As this is a foreclosure proceeding, both parties have acknowledged that the trial court acts as a court of equity with respect to the complaint, if not the counterclaim. "The balancing of the equities and the determination of what is required by equity in a particular case are matters of discretion for the trial court." Dime Savings Bank of New York v. Grisel, 36 Conn.App 313, 320, 650 A.2d 1246 (1995). As Justice Benjamin Cardozo once observed, "Equity fashions a trust with flexible adaptation to the call of the occasion." Adams v. Champion, 294 U.S. 231, 237 55 S.Ct. 399, 79 L.Ed. 880 (1935). This point was later echoed by Justice Felix Frankfurter, who noted, "Equity eschews mechanical rules; it depends on flexibility." Holmberg v. Armbrecht, 327 U.S. 392, 396, 66 S.Ct. 582, 90 L.Ed. 743 (1946).

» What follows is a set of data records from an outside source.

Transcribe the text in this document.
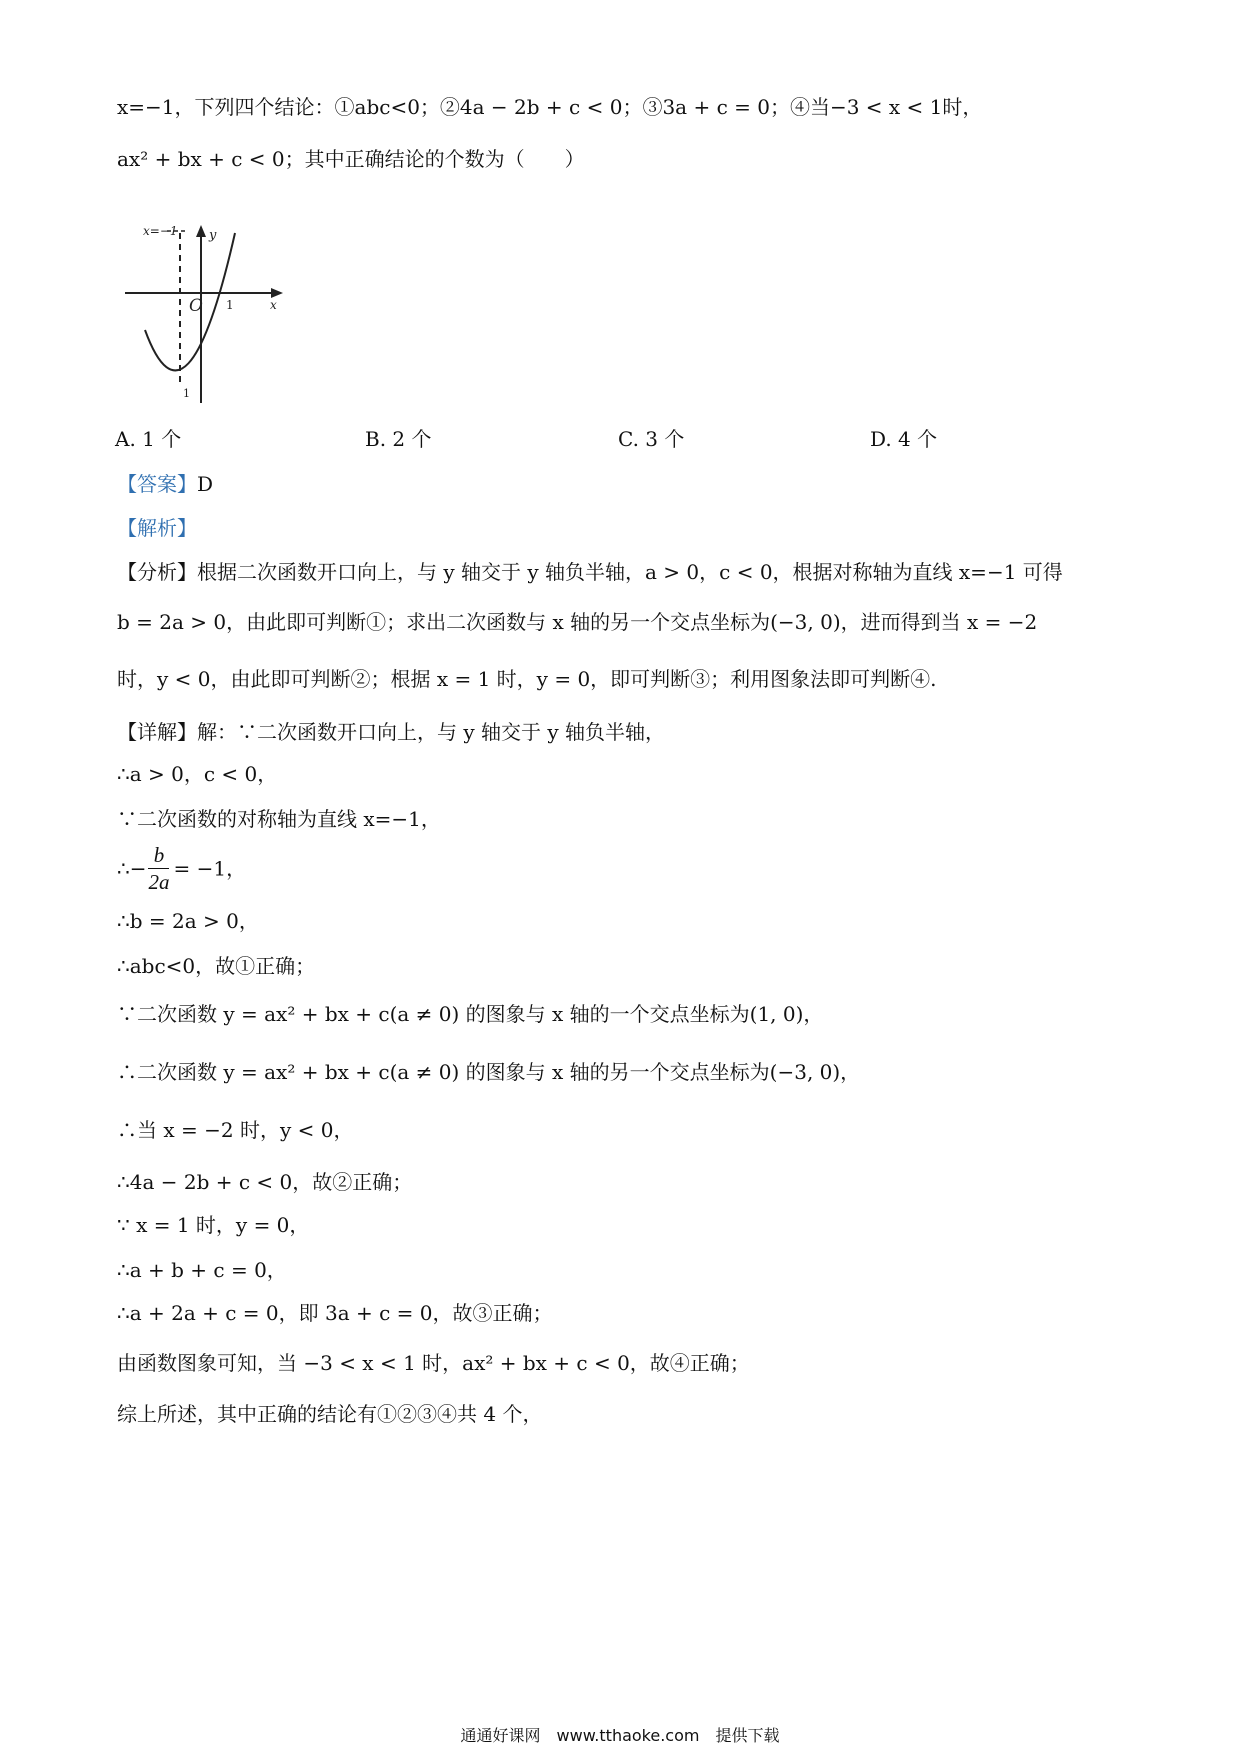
x=−1，下列四个结论：①abc<0；②4a − 2b + c < 0；③3a + c = 0；④当−3 < x < 1时，
ax² + bx + c < 0；其中正确结论的个数为（　　）
x=−1 y
x
O 1
1
A. 1 个	B. 2 个	C. 3 个	D. 4 个
【答案】D
【解析】
【分析】根据二次函数开口向上，与 y 轴交于 y 轴负半轴，a > 0，c < 0，根据对称轴为直线 x=−1 可得
b = 2a > 0，由此即可判断①；求出二次函数与 x 轴的另一个交点坐标为(−3, 0)，进而得到当 x = −2
时，y < 0，由此即可判断②；根据 x = 1 时，y = 0，即可判断③；利用图象法即可判断④.
【详解】解：∵二次函数开口向上，与 y 轴交于 y 轴负半轴，
∴a > 0，c < 0，
∵二次函数的对称轴为直线 x=−1，
∴− $\frac{b}{2a} = -1$，
∴b = 2a > 0，
∴abc<0，故①正确；
∵二次函数 y = ax² + bx + c(a ≠ 0) 的图象与 x 轴的一个交点坐标为(1, 0)，
∴二次函数 y = ax² + bx + c(a ≠ 0) 的图象与 x 轴的另一个交点坐标为(−3, 0)，
∴当 x = −2 时，y < 0，
∴4a − 2b + c < 0，故②正确；
∵ x = 1 时，y = 0，
∴a + b + c = 0，
∴a + 2a + c = 0，即 3a + c = 0，故③正确；
由函数图象可知，当 −3 < x < 1 时，ax² + bx + c < 0，故④正确；
综上所述，其中正确的结论有①②③④共 4 个，
通通好课网　www.tthaoke.com　提供下载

In Bella Vista Condominium Ass'n. v. Byars, 102 Conn.App 245, 925 A.2d 365 (2007), the Appellate Court found one of the statutory purposes of the Condominium Act to be the ability of a condominium association to collect fees. While this does not mean that an association may act arbitrarily in imposing fees and assessments upon condominium unit owners, the Appellate Court adopted the view that, in cases of doubt, ambiguities should be interpreted in favor of finding that a condominium association has the authority to levy and collect fees, which includes the ability to collect those fees by resorting to court when other means prove fruitless. Id. at 251.

Judgment

Based on the foregoing, judgment shall enter for the plaintiff on the complaint and on the counterclaim. Pursuant to General Statutes § 49-25, it is the judgment of the court that a foreclosure by sale shall enter.

The parties are directed to appear before the court on Wednesday, April 23, 2008 at 9:30 a.m. for a hearing to set a sale date and to fix the amount of the debt owed, including the special assessments and unpaid common charges accruing through April 1, 2008. While interest and penalties on the amount of the debt are disallowed, reasonable costs and attorneys fees are also awarded, in an amount to be determined at the hearing.

Following that hearing, the court hereby directs the clerk of this court to appoint a committee to implement this judgment. The standing orders of the Superior Court for foreclosure by sale are to be observed. The clerk is also directed to appoint a disinterested appraiser who shall, under oath, appraise the condominium unit owned by the defendant, and make return of such appraisal to the court. Potential bidders will be required to deposit ten percent (10%) of such appraised value.